Thursday, March 8, 2012

Turned Inside Out

Scott Bradley

Buddhism speaks of a "turning about" in its efforts to describe the experience of 'awakening'. Suddenly, everything is perceived differently. I often sense it as getting "turned inside out". I don't mean to imply that I am in any way 'awakened', but only that, in considering the implications of that other way of being in the world as suggested by philosophical Daoism, I sense how it is so radically different from the 'normal' way of preceding as to constitute a complete overturning of normalcy.

"Turning inside out" appeals to me as a metaphor because it suggests the absolute openness and vulnerability required of the heart that harmonizes with things. Openness is not opening a door into oneself, but the demolition of the entire edifice which separates one from the world.

I write this on the heels of a post considering what it means that, right now in this very moment, I am unconditionally and precisely the fullness of what I can be. There is nothing I need become. To even play about on the periphery of what this means is to get a sense of an entirely different way of living. To truly realize this would be to be utterly transformed in terms of experience. It would be to be turned inside out.

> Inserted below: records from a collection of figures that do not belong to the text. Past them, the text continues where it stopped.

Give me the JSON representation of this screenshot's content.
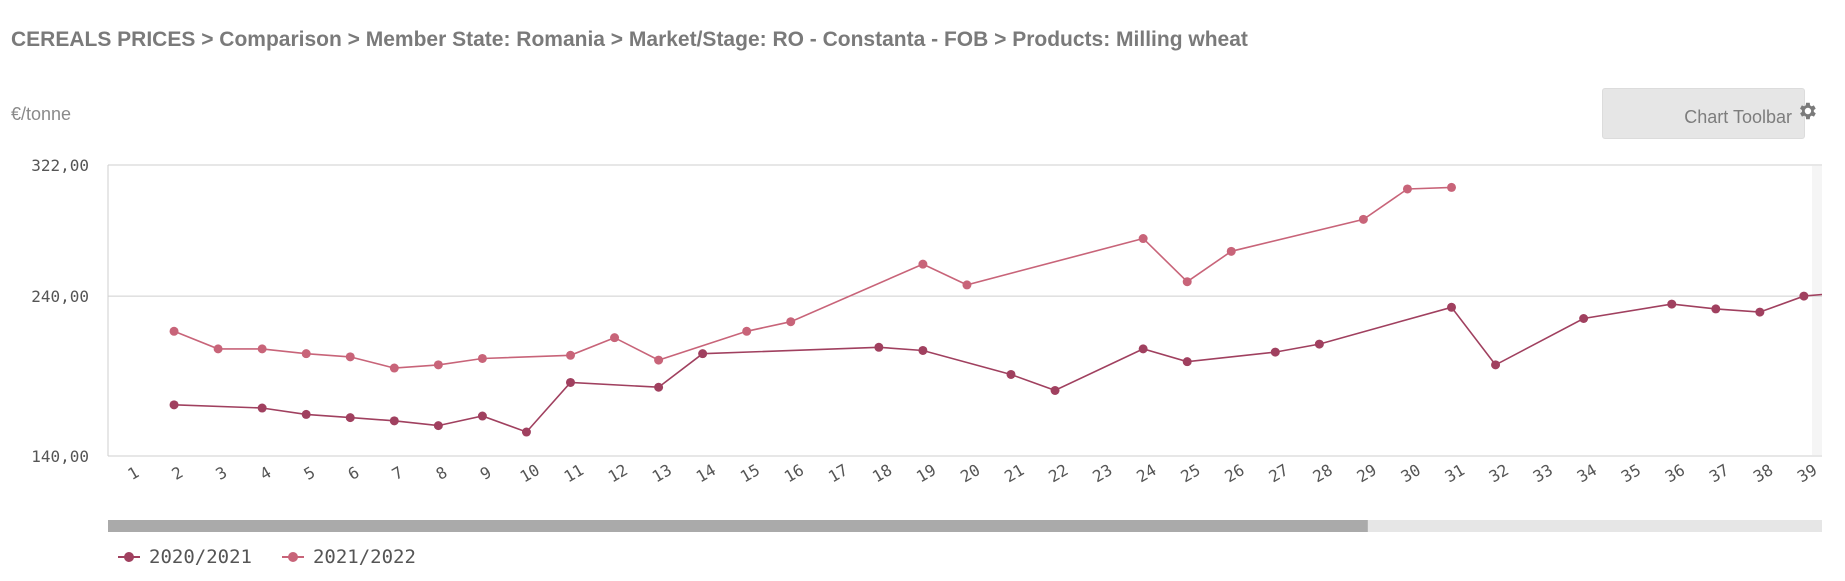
{
  "page": {
    "breadcrumb": "CEREALS PRICES > Comparison > Member State: Romania > Market/Stage: RO - Constanta - FOB > Products: Milling wheat",
    "unit_label": "€/tonne",
    "toolbar_label": "Chart Toolbar"
  },
  "chart_data": {
    "type": "line",
    "title": "CEREALS PRICES > Comparison > Member State: Romania > Market/Stage: RO - Constanta - FOB > Products: Milling wheat",
    "xlabel": "",
    "ylabel": "€/tonne",
    "ylim": [
      140,
      322
    ],
    "y_ticks": [
      140,
      240,
      322
    ],
    "y_tick_labels": [
      "140,00",
      "240,00",
      "322,00"
    ],
    "categories": [
      "1",
      "2",
      "3",
      "4",
      "5",
      "6",
      "7",
      "8",
      "9",
      "10",
      "11",
      "12",
      "13",
      "14",
      "15",
      "16",
      "17",
      "18",
      "19",
      "20",
      "21",
      "22",
      "23",
      "24",
      "25",
      "26",
      "27",
      "28",
      "29",
      "30",
      "31",
      "32",
      "33",
      "34",
      "35",
      "36",
      "37",
      "38",
      "39"
    ],
    "series": [
      {
        "name": "2020/2021",
        "color": "#a0405f",
        "values": [
          null,
          172,
          null,
          170,
          166,
          164,
          162,
          159,
          165,
          155,
          186,
          null,
          183,
          204,
          null,
          null,
          null,
          208,
          206,
          null,
          191,
          181,
          null,
          207,
          199,
          null,
          205,
          210,
          null,
          null,
          233,
          197,
          null,
          226,
          null,
          235,
          232,
          230,
          240
        ]
      },
      {
        "name": "2021/2022",
        "color": "#c86479",
        "values": [
          null,
          218,
          207,
          207,
          204,
          202,
          195,
          197,
          201,
          null,
          203,
          214,
          200,
          null,
          218,
          224,
          null,
          null,
          260,
          247,
          null,
          null,
          null,
          276,
          249,
          268,
          null,
          null,
          288,
          307,
          308,
          null,
          null,
          null,
          null,
          null,
          null,
          null,
          null
        ]
      }
    ],
    "grid": "horizontal",
    "legend_position": "bottom-left",
    "scrollbar": {
      "visible_fraction": 0.735
    }
  }
}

This likewise applies to most every "spiritual" insight one might wish to embrace; if it is "spiritual" it is ultimately revolutionary, which is to say, transformational.

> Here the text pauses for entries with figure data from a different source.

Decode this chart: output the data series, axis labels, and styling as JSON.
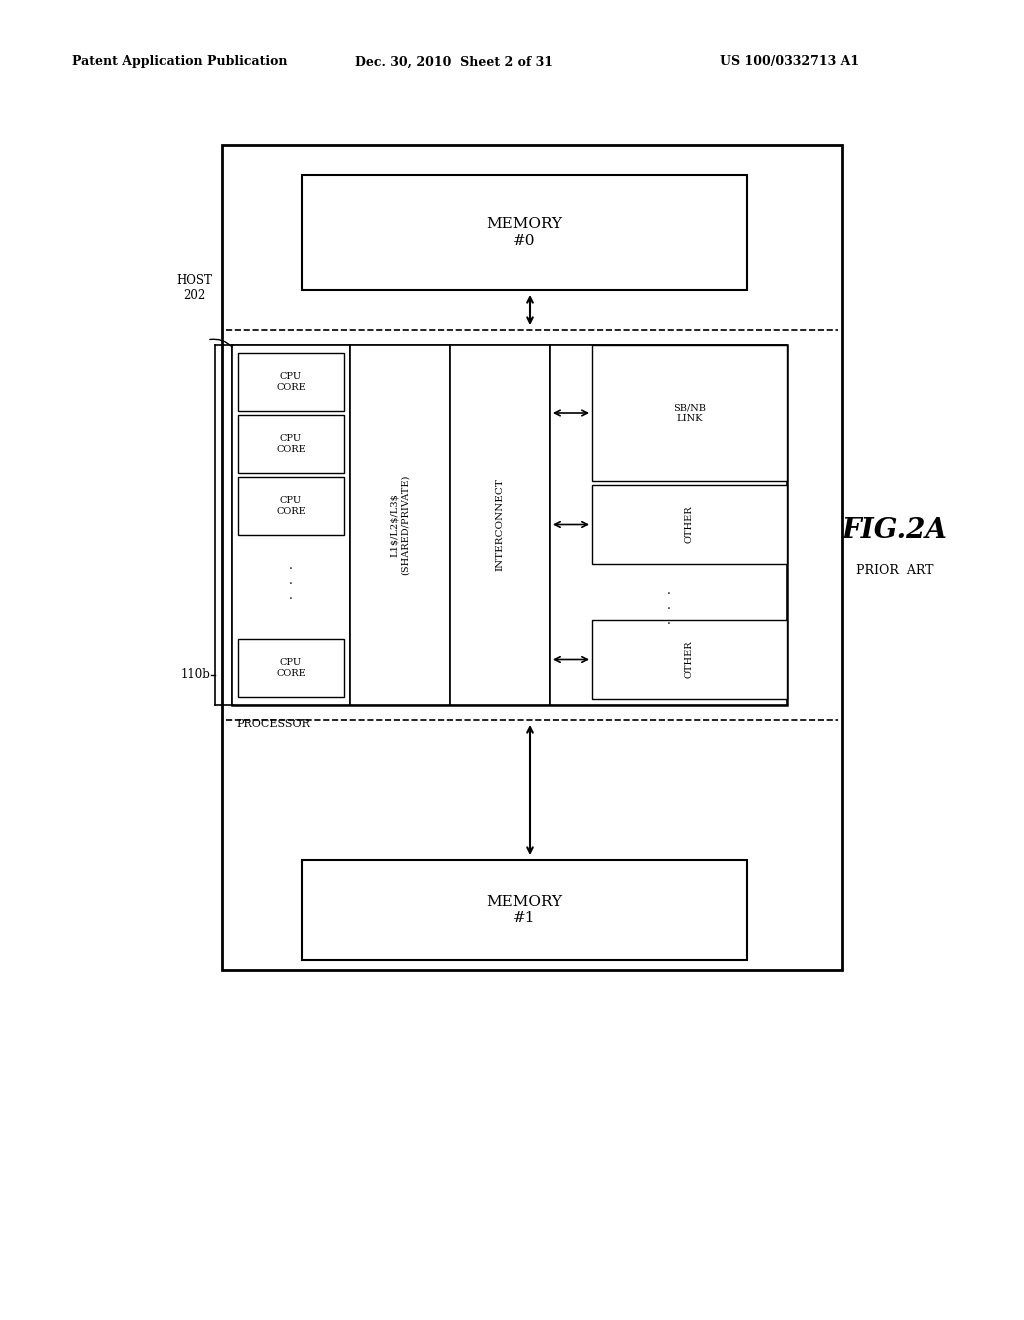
{
  "bg_color": "#ffffff",
  "header_left": "Patent Application Publication",
  "header_mid": "Dec. 30, 2010  Sheet 2 of 31",
  "header_right": "US 100/0332713 A1",
  "fig_label": "FIG.2A",
  "fig_sublabel": "PRIOR ART"
}
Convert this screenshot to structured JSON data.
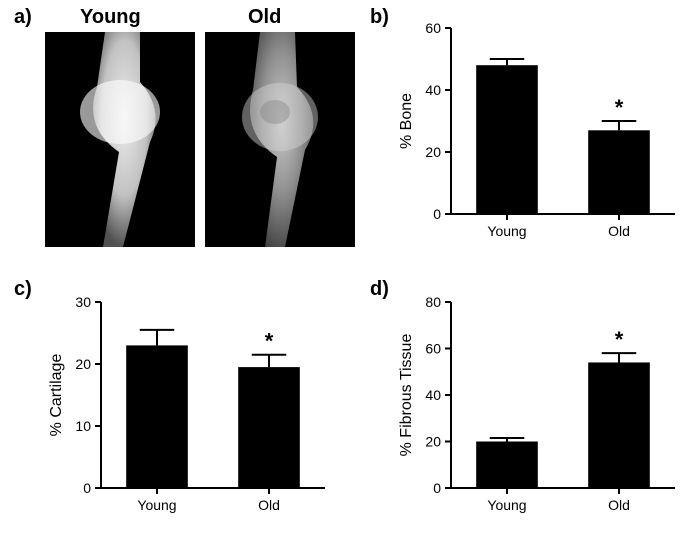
{
  "labels": {
    "a": "a)",
    "b": "b)",
    "c": "c)",
    "d": "d)",
    "young": "Young",
    "old": "Old"
  },
  "panel_a": {
    "type": "image-pair",
    "young_label": "Young",
    "old_label": "Old",
    "background_color": "#000000"
  },
  "chart_b": {
    "type": "bar",
    "ylabel": "% Bone",
    "label_fontsize": 16,
    "categories": [
      "Young",
      "Old"
    ],
    "values": [
      48,
      27
    ],
    "errors": [
      2,
      3
    ],
    "significance": [
      false,
      true
    ],
    "sig_symbol": "*",
    "ylim": [
      0,
      60
    ],
    "ytick_step": 20,
    "bar_color": "#000000",
    "axis_color": "#000000",
    "background_color": "#ffffff",
    "bar_width": 0.55,
    "tick_fontsize": 14,
    "axis_width": 2
  },
  "chart_c": {
    "type": "bar",
    "ylabel": "% Cartilage",
    "label_fontsize": 16,
    "categories": [
      "Young",
      "Old"
    ],
    "values": [
      23,
      19.5
    ],
    "errors": [
      2.5,
      2
    ],
    "significance": [
      false,
      true
    ],
    "sig_symbol": "*",
    "ylim": [
      0,
      30
    ],
    "ytick_step": 10,
    "bar_color": "#000000",
    "axis_color": "#000000",
    "background_color": "#ffffff",
    "bar_width": 0.55,
    "tick_fontsize": 14,
    "axis_width": 2
  },
  "chart_d": {
    "type": "bar",
    "ylabel": "% Fibrous Tissue",
    "label_fontsize": 16,
    "categories": [
      "Young",
      "Old"
    ],
    "values": [
      20,
      54
    ],
    "errors": [
      1.5,
      4
    ],
    "significance": [
      false,
      true
    ],
    "sig_symbol": "*",
    "ylim": [
      0,
      80
    ],
    "ytick_step": 20,
    "bar_color": "#000000",
    "axis_color": "#000000",
    "background_color": "#ffffff",
    "bar_width": 0.55,
    "tick_fontsize": 14,
    "axis_width": 2
  },
  "layout": {
    "figure_width": 700,
    "figure_height": 544
  }
}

The spirit of Daoism turns most every human inclination on its head. This is because humanity has meandered into the cul-de-sac of egoic identity. All we do is largely determined by the perception of ourselves as apart. Not only does self require that all else be ‘other’, but self itself becomes other to itself. Alienation is not separation from the world, but from oneself.

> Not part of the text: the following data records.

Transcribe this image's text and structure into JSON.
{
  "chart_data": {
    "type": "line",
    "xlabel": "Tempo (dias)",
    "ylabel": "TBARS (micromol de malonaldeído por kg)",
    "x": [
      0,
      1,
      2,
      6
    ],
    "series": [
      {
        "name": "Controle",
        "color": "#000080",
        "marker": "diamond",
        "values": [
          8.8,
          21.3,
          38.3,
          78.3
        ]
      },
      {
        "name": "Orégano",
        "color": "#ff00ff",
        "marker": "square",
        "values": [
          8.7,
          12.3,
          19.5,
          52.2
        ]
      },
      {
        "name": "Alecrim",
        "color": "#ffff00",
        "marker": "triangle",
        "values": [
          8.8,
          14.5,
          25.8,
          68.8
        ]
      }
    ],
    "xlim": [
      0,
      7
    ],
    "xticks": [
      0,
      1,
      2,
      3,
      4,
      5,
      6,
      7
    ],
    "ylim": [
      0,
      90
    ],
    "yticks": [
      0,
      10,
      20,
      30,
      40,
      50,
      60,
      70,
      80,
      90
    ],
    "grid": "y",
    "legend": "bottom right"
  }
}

If Daoism is redemptive, however, it is not so at the expense of human inclinations; it is not negation. What it proposes is simply ‘more’. It is an invitation to a more inclusive, ‘higher’ point of view in which these inclinations find fuller, more fruitful expression. It is an invitation to transcend the cul-de-sac of self-centeredness and to re-integrate into the Whole. Yet, here again, more is less, though less is All.

You can check out Scott's other miscellaneous writings here.

1 comment:

  1. Akin to "discovery" ie "not seeking new landscapes but having new eyes" (Proust, M)... Was it T.S. Eliot who said about "finding yourself where you began & knowing it for the first time"?